The report also hinted at changes in the provision of dentistry. ‘Their number is small compared with the pressing need for dental workers, but these first 50 girls may possibly decide the Ministry of Health and local authority on future policy regarding dental trainees,’ it said.

‘The remit of permitted duties was very strict and so were the permitted places of employment on qualifying. Auxiliaries were placed in post by the GDC and generally stayed where there were put,’ said Debbie Hemington, who organised the reunion of 250 graduates at a hotel in Kensington, London, to mark the 25th anniversary of the closure of New Cross in 1983. The guests were grouped by graduation year, and every year was represented.

New Cross meant so much to all of us.

‘New Cross meant so much to all of us,’ she said. ‘We always knew we were in a minority in the profession, never expected to earn much money as we would only work in the NHS, and as such are a special breed.’

‘As a teacher myself,’ she added, ‘I recognise the high standards we were taught and which have never dropped.’

Now a lecturer at the Eastman and also working part time in a general dental practice, Debbie (née Todd) was the last student to graduate from New Cross. She recalled a time when employment was restricted to hospital and community services.

In the late 1970s a Government review concluded there were enough GDPs to treat most of the population. Community dental services were cut and many dental therapists were made redundant, she said.

Ted Seal, the last director of New Cross, who led an unsuccessful campaign to save the school in the face of opposition from the BDA and the Government, said that the Government's objective was not so much ‘close New Cross but abolish dental therapists’.

While the Government achieved its savings and closed the school, the BDA eventually abandoned its policy of abolishing dental therapists and new training facilities opened, with different funding, he said. Therapists had survived and could be employed in all services.

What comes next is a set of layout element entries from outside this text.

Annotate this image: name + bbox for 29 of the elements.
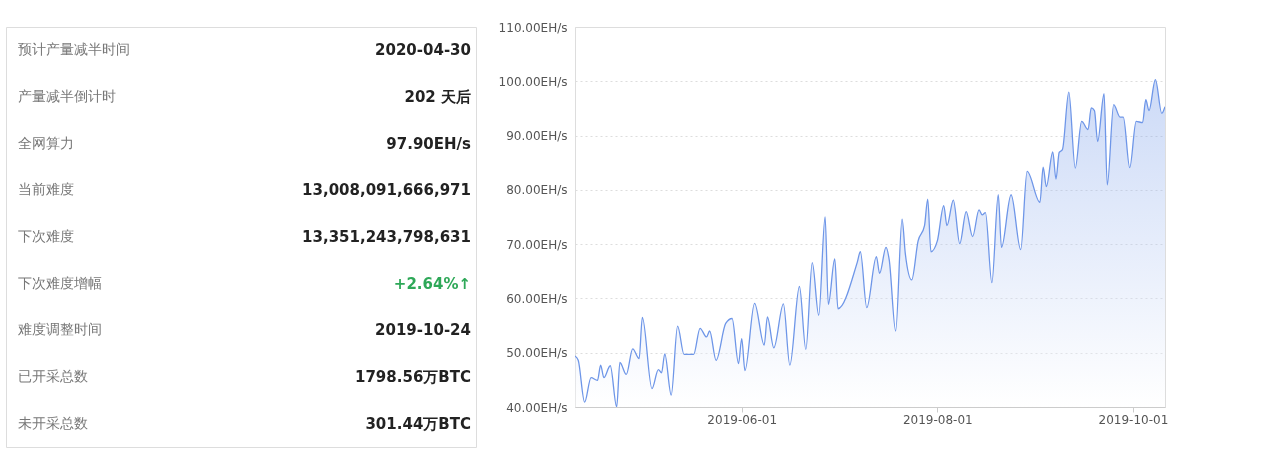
category-label: 难度调整时间	[17, 321, 102, 338]
y-tick-label: 110.00EH/s	[498, 20, 568, 35]
text: 2020-04-30	[375, 41, 471, 60]
text: 97.90EH/s	[386, 134, 471, 153]
x-tick-label: 2019-06-01	[707, 412, 778, 427]
text: 202 天后	[404, 88, 471, 106]
x-tick-label: 2019-10-01	[1098, 412, 1169, 427]
text: +2.64%↑	[393, 274, 471, 293]
category-label: 下次难度增幅	[18, 274, 102, 291]
text: 2019-10-24	[375, 321, 471, 340]
category-label: 产量减半倒计时	[18, 88, 116, 104]
text: 301.44万BTC	[365, 414, 471, 433]
x-tick-label: 2019-08-01	[902, 412, 973, 427]
y-tick-label: 70.00EH/s	[506, 237, 568, 252]
category-label: 已开采总数	[18, 368, 88, 384]
y-tick-label: 100.00EH/s	[498, 74, 568, 89]
y-tick-label: 90.00EH/s	[506, 129, 568, 144]
y-tick-label: 80.00EH/s	[506, 183, 568, 198]
category-label: 未开采总数	[18, 414, 88, 431]
text: 13,351,243,798,631	[302, 228, 471, 246]
y-tick-label: 40.00EH/s	[506, 400, 568, 415]
category-label: 下次难度	[18, 228, 74, 244]
text: 13,008,091,666,971	[302, 181, 471, 200]
category-label: 当前难度	[18, 181, 74, 198]
category-label: 全网算力	[18, 134, 74, 151]
y-tick-label: 60.00EH/s	[506, 291, 568, 306]
y-tick-label: 50.00EH/s	[506, 346, 568, 361]
text: 1798.56万BTC	[355, 368, 471, 386]
category-label: 预计产量减半时间	[18, 41, 130, 58]
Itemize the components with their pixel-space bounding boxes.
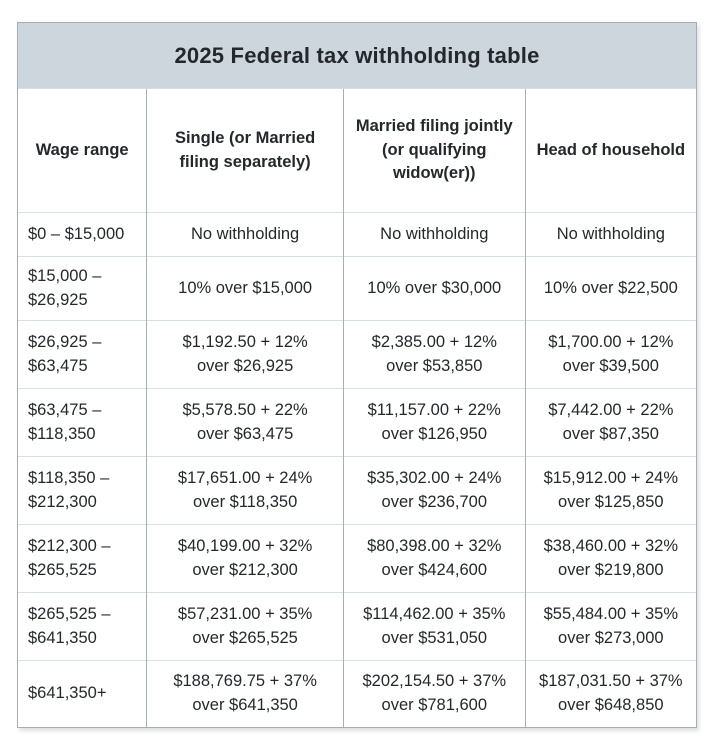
column-header-head-of-household: Head of household [524,88,696,213]
table-row: $63,475 – $118,350 $5,578.50 + 22% over $… [18,388,696,457]
wage-range-cell: $118,350 – $212,300 [18,456,147,525]
tax-withholding-table: 2025 Federal tax withholding table Wage … [17,22,697,728]
withholding-cell: 10% over $15,000 [146,256,344,321]
withholding-cell: $2,385.00 + 12% over $53,850 [342,320,526,389]
column-header-wage-range: Wage range [18,88,147,213]
withholding-cell: $188,769.75 + 37% over $641,350 [146,660,344,727]
table-row: $641,350+ $188,769.75 + 37% over $641,350… [18,660,696,727]
table-row: $26,925 – $63,475 $1,192.50 + 12% over $2… [18,320,696,389]
withholding-cell: No withholding [146,212,344,257]
withholding-cell: No withholding [342,212,526,257]
withholding-cell: $35,302.00 + 24% over $236,700 [342,456,526,525]
table-title: 2025 Federal tax withholding table [18,23,696,88]
wage-range-cell: $265,525 – $641,350 [18,592,147,661]
wage-range-cell: $641,350+ [18,660,147,727]
withholding-cell: 10% over $30,000 [342,256,526,321]
withholding-cell: 10% over $22,500 [524,256,696,321]
table-row: $265,525 – $641,350 $57,231.00 + 35% over… [18,592,696,661]
withholding-cell: $38,460.00 + 32% over $219,800 [524,524,696,593]
wage-range-cell: $26,925 – $63,475 [18,320,147,389]
withholding-cell: $7,442.00 + 22% over $87,350 [524,388,696,457]
column-header-single: Single (or Married filing separately) [146,88,344,213]
table-row: $212,300 – $265,525 $40,199.00 + 32% over… [18,524,696,593]
withholding-cell: $15,912.00 + 24% over $125,850 [524,456,696,525]
withholding-cell: $40,199.00 + 32% over $212,300 [146,524,344,593]
wage-range-cell: $212,300 – $265,525 [18,524,147,593]
withholding-cell: $57,231.00 + 35% over $265,525 [146,592,344,661]
withholding-cell: $5,578.50 + 22% over $63,475 [146,388,344,457]
withholding-cell: $1,700.00 + 12% over $39,500 [524,320,696,389]
withholding-cell: $114,462.00 + 35% over $531,050 [342,592,526,661]
column-header-married-jointly: Married filing jointly (or qualifying wi… [342,88,526,213]
wage-range-cell: $63,475 – $118,350 [18,388,147,457]
withholding-cell: $1,192.50 + 12% over $26,925 [146,320,344,389]
table-row: $15,000 – $26,925 10% over $15,000 10% ove… [18,256,696,321]
withholding-cell: $11,157.00 + 22% over $126,950 [342,388,526,457]
wage-range-cell: $0 – $15,000 [18,212,147,257]
header-row: Wage range Single (or Married filing sep… [18,88,696,213]
table-row: $0 – $15,000 No withholding No withholding… [18,212,696,257]
withholding-data-table: Wage range Single (or Married filing sep… [18,88,696,727]
withholding-cell: No withholding [524,212,696,257]
withholding-cell: $55,484.00 + 35% over $273,000 [524,592,696,661]
table-row: $118,350 – $212,300 $17,651.00 + 24% over… [18,456,696,525]
table-body: $0 – $15,000 No withholding No withholding… [18,212,696,727]
withholding-cell: $202,154.50 + 37% over $781,600 [342,660,526,727]
withholding-cell: $17,651.00 + 24% over $118,350 [146,456,344,525]
withholding-cell: $187,031.50 + 37% over $648,850 [524,660,696,727]
withholding-cell: $80,398.00 + 32% over $424,600 [342,524,526,593]
wage-range-cell: $15,000 – $26,925 [18,256,147,321]
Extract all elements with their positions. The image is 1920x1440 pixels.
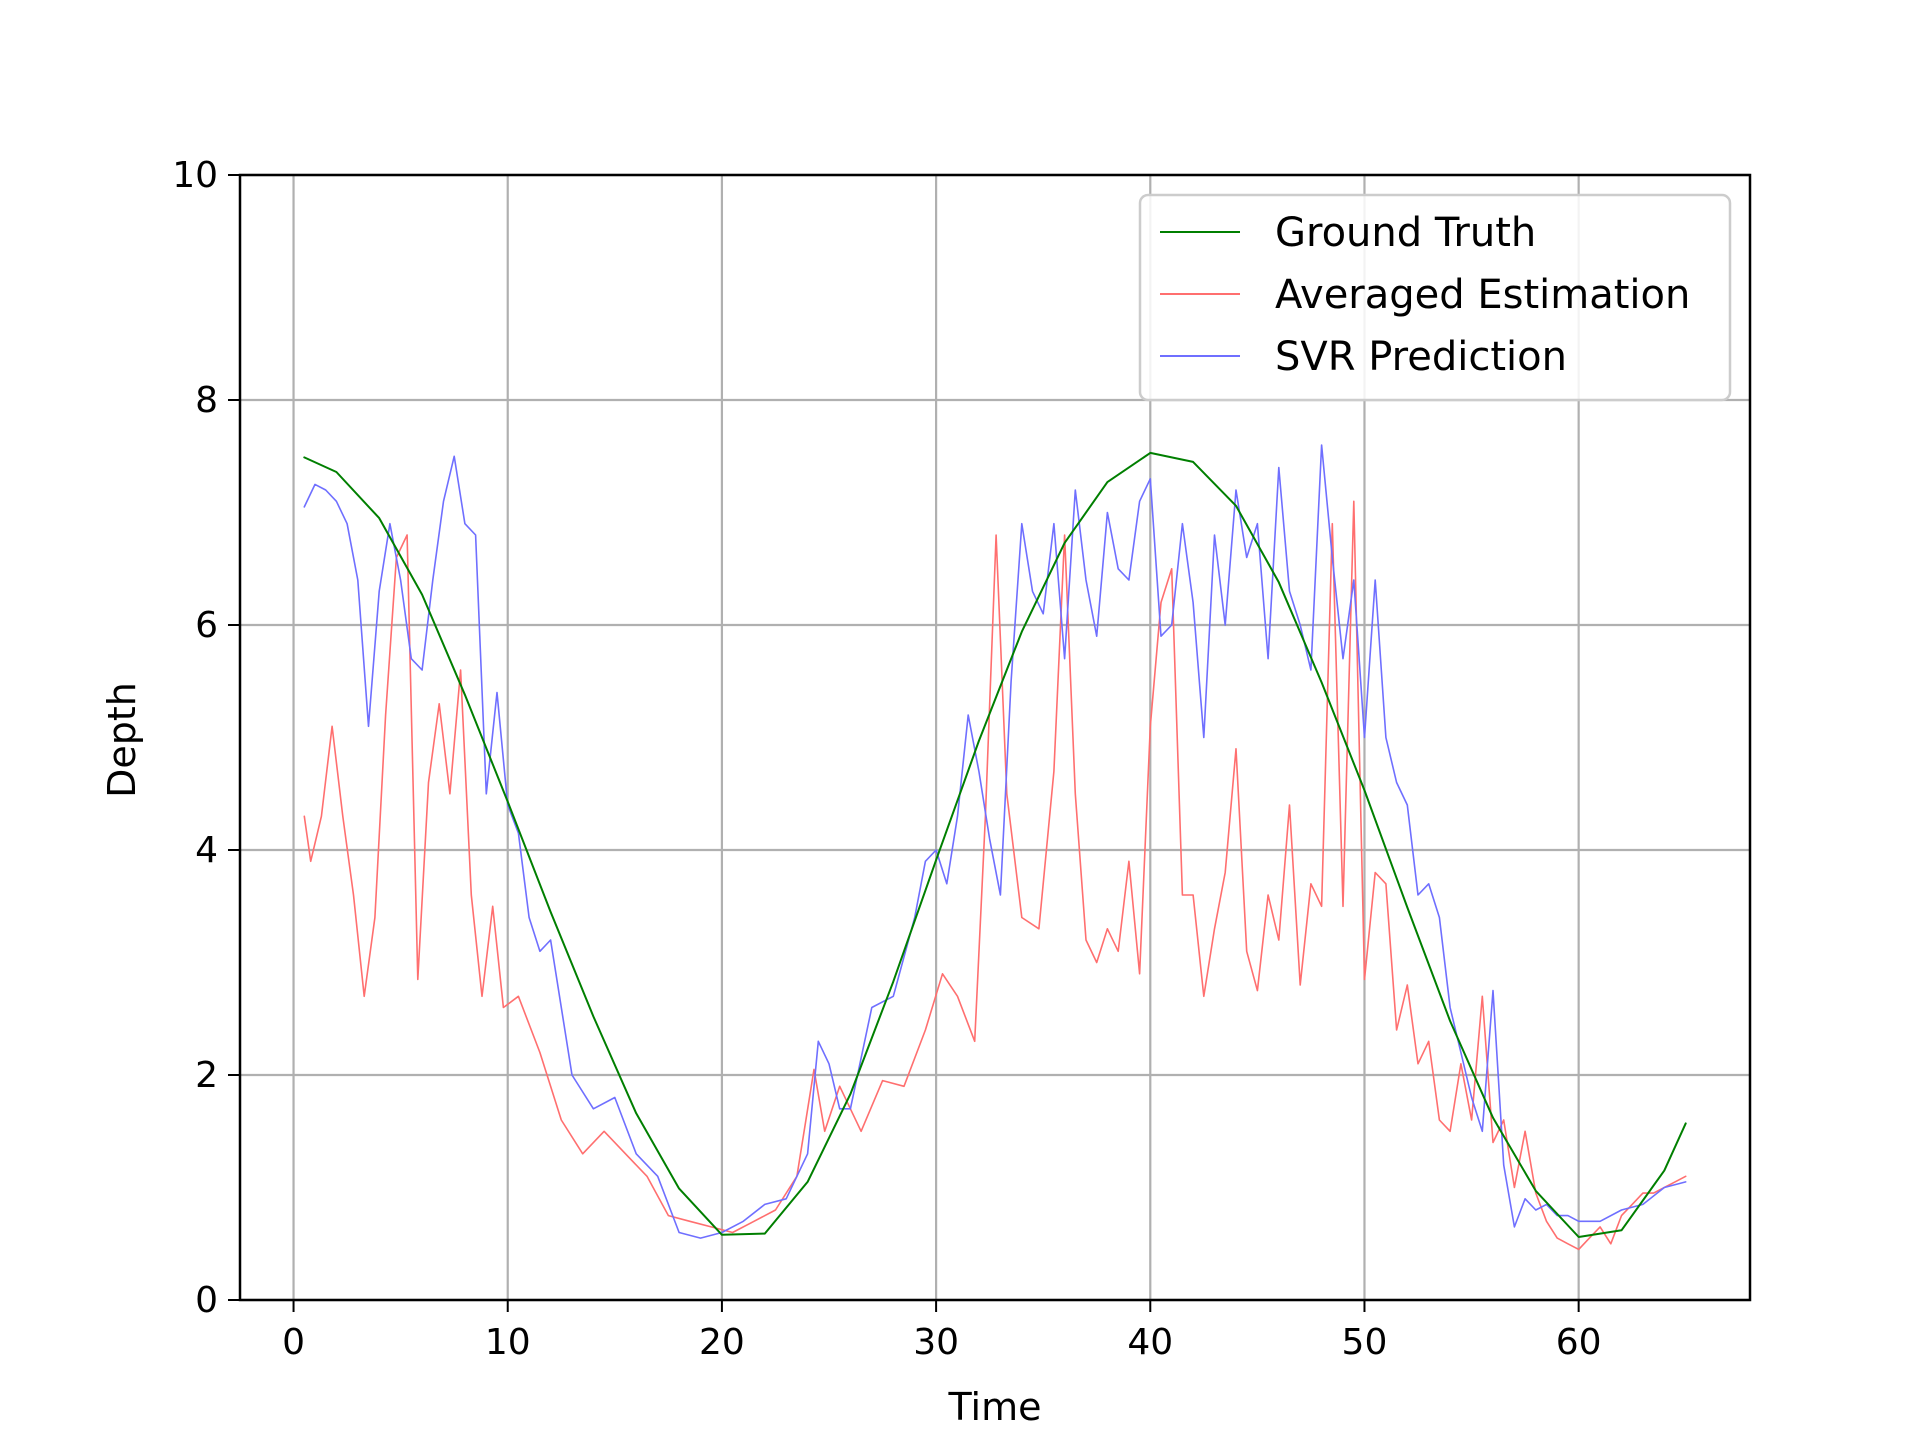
y-tick-label: 6 bbox=[195, 605, 218, 646]
series-line-ground-truth bbox=[303, 451, 1687, 1238]
series-lines bbox=[303, 444, 1687, 1251]
y-tick-label: 8 bbox=[195, 380, 218, 421]
legend: Ground Truth Averaged Estimation SVR Pre… bbox=[1138, 193, 1732, 402]
plot-frame bbox=[238, 173, 1752, 1302]
x-tick-label: 50 bbox=[1342, 1322, 1388, 1363]
x-axis-label: Time bbox=[948, 1385, 1042, 1429]
x-tick-label: 30 bbox=[913, 1322, 959, 1363]
x-tick-label: 20 bbox=[699, 1322, 745, 1363]
y-tick-label: 10 bbox=[172, 155, 218, 196]
legend-label-ground-truth: Ground Truth bbox=[1275, 210, 1536, 256]
y-tick-label: 0 bbox=[195, 1280, 218, 1321]
x-tick-label: 40 bbox=[1127, 1322, 1173, 1363]
series-line-averaged-estimation bbox=[303, 500, 1687, 1251]
legend-box bbox=[1138, 193, 1732, 402]
y-axis-label: Depth bbox=[100, 682, 144, 798]
series-line-svr-prediction bbox=[303, 444, 1687, 1239]
legend-label-averaged-estimation: Averaged Estimation bbox=[1275, 272, 1690, 318]
y-tick-label: 4 bbox=[195, 830, 218, 871]
x-tick-label: 10 bbox=[485, 1322, 531, 1363]
x-tick-label: 0 bbox=[282, 1322, 305, 1363]
y-tick-label: 2 bbox=[195, 1055, 218, 1096]
x-tick-label: 60 bbox=[1556, 1322, 1602, 1363]
legend-label-svr-prediction: SVR Prediction bbox=[1275, 334, 1567, 380]
y-axis-ticks: 0 2 4 6 8 10 bbox=[172, 155, 240, 1321]
x-axis-ticks: 0 10 20 30 40 50 60 bbox=[282, 1300, 1602, 1363]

We were and are a fiercely motivated group.

A total of 1,154 dental therapists are registered with the GDC.

‘Next time you meet a dental therapist trained after 1983 look them in the eye and say “but for New Cross and us, you wouldn't be and dentistry would be the poorer”,’ Ted urged. And many of the audience agreed.

‘We were and are a fiercely motivated group and without the pioneers of the “New Cross Girls” the role of dental therapist would not be what it is now,’ said Myra Cameron, now a part-time tutor at the Eastman. Myra graduated in 1981 and has been working for the NHS in Waltham Forest ever since.